Now I know a lot of silly people are writing a lot of silly books about the stock market these days, so I'm not surprised that this Shiller fellow has joined the parade. But Professor, you have a Ph.D. in economics! Your have written a textbook which the youth of the nation are being asked to read in Econ. 101, whether they like it or not!! You have also described yourself as one of the most important big thinkers to come along in years!!! And you have been hand picked to write this extremely important column for the greatest newspaper on earth!!!! How can you have it as a premise that the market does not work? That we are witnessing a giant Ponzi scheme??
You do a good job of describing a Ponzi scheme, I will admit. First, some wise guy comes up with a plausible-sounding but complicated profit opportunity, one that is difficult to evaluate. "From that point on it's all a matter of timing and publicity. An initial group of investors must be pulled in, large enough to attract attention but not too large; then a larger second group, whose investments can be used to pay off the first, a still larger group, and so on. If all goes well, stories about how much early investors have made will spread, attracting even more people, and the continuing success of the company will silence or drown out the skeptics."
Yes, there can be Ponzi schemes involving a few players, con men who can fool little old ladies and even greater fools. For an accredited economist of your rank and prestige to even suggest that the Internet stocks constitute such a scheme makes me wonder if you flunked a standard course in price theory, but they decided to give you a doctorate anyway. I know the schools still teach that even markets that are as broad and deep as Wall Street's can get overheated by speculative fervor -- a thesis I also reject. But I cannot imagine anyone charging tuition for teaching that the rise in the value of a specific industrial sector can be anything but a pure market signal for more capital.
It's like a baby, Professor. When it is in its most rapid stages of growth, it is crying for more milk, and there is nothing irrational about mommy feeding the kid as long as it is taking the nourishment. There are teenage kids who can devour pizzas for breakfast, lunch and dinner without putting on weight. Somehow, the body's need for calories is showing up in hunger pangs. When the growing stage ends, so does the picnic, or the body will expand at the waist. When you were growing up as a fledgling economist, you would observe the equity market rising and falling in gentle aggregate swings, but within the aggregations, some sectors would be rising and others would be falling. That's known as "business cycles." When chemicals were up, paper could be down, and vice versa. As they rose, individual enterprises would attract capital in order to add to capacity. As they fell, capital would stay away and new capacity would not be built. The supply and demand for paper and the supply and demand for chemicals would adjust accordingly, some one enterprise inevitably getting hurt on the roundabouts -- either for having become irrationally exuberant at an earlier point in the cycle, or for being overly pessimistic just before the upturn. This is how market capitalism works.

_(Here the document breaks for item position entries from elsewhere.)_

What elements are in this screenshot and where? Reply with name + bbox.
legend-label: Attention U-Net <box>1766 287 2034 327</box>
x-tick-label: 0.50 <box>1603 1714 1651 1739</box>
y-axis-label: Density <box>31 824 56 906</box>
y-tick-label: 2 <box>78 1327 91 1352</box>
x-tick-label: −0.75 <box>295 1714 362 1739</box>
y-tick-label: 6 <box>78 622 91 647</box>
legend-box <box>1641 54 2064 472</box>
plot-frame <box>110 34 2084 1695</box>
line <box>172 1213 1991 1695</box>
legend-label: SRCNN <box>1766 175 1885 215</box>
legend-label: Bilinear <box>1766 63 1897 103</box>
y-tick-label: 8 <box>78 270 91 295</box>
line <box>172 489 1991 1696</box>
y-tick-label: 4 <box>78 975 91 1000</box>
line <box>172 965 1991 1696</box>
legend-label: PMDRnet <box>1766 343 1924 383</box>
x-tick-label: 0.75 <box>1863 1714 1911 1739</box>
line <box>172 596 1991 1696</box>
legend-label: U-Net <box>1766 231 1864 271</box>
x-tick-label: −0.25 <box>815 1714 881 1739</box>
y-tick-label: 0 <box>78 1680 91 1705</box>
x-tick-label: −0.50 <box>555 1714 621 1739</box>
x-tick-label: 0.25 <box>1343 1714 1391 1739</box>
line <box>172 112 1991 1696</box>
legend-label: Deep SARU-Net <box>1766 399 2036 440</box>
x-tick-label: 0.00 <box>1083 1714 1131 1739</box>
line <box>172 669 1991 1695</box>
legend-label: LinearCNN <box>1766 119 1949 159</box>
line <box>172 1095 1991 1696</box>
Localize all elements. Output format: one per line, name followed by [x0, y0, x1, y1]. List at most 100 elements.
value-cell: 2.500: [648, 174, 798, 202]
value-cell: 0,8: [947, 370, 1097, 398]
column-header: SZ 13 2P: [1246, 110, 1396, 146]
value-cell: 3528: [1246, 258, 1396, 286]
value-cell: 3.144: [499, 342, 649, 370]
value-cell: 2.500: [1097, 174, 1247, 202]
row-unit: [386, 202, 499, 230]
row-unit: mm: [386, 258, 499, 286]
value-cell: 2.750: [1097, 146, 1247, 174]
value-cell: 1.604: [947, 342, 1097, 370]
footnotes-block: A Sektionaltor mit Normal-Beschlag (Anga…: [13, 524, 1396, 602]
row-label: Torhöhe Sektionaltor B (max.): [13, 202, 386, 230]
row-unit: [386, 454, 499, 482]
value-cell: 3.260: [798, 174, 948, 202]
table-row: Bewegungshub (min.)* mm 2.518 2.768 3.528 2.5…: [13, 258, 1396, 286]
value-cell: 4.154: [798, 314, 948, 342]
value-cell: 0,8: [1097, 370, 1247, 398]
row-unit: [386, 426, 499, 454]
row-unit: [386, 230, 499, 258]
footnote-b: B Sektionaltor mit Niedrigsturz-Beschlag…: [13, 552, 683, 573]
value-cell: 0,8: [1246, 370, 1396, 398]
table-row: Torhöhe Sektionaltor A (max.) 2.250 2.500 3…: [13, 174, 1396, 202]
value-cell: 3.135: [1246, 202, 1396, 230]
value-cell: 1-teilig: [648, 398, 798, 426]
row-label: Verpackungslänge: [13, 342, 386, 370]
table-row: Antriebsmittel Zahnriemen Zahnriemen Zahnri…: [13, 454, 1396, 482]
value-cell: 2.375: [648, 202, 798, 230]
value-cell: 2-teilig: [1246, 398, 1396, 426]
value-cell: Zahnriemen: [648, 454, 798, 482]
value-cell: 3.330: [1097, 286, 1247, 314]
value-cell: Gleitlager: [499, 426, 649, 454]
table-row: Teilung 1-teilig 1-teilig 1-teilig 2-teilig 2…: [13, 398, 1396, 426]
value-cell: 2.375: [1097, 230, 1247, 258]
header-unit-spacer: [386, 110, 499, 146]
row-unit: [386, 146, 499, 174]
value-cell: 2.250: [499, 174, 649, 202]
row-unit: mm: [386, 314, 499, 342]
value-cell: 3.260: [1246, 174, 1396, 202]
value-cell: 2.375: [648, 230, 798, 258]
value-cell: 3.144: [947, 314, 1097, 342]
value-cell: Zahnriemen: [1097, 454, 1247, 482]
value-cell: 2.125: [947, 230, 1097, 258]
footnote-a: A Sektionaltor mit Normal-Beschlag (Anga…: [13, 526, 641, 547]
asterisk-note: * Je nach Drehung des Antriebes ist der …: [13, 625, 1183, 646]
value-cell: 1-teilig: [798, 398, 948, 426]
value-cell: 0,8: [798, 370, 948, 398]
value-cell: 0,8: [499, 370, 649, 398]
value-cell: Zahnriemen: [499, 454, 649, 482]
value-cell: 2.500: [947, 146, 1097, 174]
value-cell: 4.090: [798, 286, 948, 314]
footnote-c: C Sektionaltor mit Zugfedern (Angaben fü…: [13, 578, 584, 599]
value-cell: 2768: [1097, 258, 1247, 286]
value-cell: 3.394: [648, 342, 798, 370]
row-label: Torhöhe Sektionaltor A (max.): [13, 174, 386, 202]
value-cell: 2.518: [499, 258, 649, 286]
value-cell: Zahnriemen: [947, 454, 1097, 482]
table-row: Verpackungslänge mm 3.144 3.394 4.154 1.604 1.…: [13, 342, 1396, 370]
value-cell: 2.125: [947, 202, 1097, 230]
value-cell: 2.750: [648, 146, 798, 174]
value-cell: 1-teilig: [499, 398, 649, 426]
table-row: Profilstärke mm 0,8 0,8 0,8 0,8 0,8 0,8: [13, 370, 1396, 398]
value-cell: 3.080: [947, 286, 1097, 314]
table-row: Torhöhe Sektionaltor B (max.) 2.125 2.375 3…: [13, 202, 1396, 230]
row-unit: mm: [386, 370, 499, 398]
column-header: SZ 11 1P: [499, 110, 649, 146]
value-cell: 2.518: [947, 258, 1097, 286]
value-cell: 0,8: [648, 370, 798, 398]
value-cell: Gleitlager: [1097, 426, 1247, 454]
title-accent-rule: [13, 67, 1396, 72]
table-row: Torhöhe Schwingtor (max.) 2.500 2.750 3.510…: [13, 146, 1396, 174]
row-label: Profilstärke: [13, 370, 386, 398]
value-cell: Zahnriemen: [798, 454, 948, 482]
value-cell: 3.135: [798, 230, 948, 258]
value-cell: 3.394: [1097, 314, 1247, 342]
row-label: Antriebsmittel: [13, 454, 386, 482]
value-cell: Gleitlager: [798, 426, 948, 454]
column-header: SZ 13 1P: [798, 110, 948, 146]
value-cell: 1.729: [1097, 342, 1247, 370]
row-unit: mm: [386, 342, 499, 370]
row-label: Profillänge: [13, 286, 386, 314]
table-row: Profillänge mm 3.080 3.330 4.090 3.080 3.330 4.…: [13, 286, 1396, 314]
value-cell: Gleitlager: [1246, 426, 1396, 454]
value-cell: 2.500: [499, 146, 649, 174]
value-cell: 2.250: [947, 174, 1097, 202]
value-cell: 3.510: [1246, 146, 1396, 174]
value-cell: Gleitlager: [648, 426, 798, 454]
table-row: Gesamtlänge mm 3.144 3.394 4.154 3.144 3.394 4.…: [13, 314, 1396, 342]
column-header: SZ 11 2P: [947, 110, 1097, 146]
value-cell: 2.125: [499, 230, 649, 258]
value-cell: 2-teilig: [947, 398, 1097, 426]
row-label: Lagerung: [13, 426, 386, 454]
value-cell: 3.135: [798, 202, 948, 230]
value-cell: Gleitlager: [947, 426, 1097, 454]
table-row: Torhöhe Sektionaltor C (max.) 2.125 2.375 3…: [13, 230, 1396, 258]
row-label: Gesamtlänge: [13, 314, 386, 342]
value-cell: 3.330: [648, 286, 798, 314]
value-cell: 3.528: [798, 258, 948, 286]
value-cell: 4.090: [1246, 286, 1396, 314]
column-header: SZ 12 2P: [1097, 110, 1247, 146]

It doesn't work any differently just because an entirely new industry comes along. A baby does not return the investment of milk within the calendar year. Investments are even made in the child right through graduate school, with no ROI until the kid gets a real job. Even then the returns will be slim until the graduate learns the ropes and takes on added responsibilities with much higher wages and stock options. So it is with Yahoo and Amazon and the other dot.coms. They are devouring capital at a phenomenal rate, at least those who have made it into short pants, with plenty of dot.coms you never heard about not making it out of diapers. Your colleague at the Times, Thomas L. Friedman, two years ago made fun of Amazon.com, writing about a man who was selling cheap books over the Internet out of his garage, as if another several thousand book sellers would soon join him and puncture Amazon's bubble. Please note Friedman last month wrote an apologetic column about how his man had gone bankrupt. The thought occurred to me that Friedman, who specializes in foreign affairs and does a good job at that, may have consulted you back when he made fun of Amazon. No?
If you really want me to help you learn the ropes, Professor, please read my book, The Way the World Works, especially Chapter VII, which explains the reasons for the Wall Street Crash of 1929. There was no "bubble," no "Ponzi scheme." Herbert Hoover did it, with the help of the Republican Congress, Big Business and Big Labor. You should write a column about it as I made my discovery in 1977 and it has not yet been mentioned in your newspaper, the most important newspaper in the world.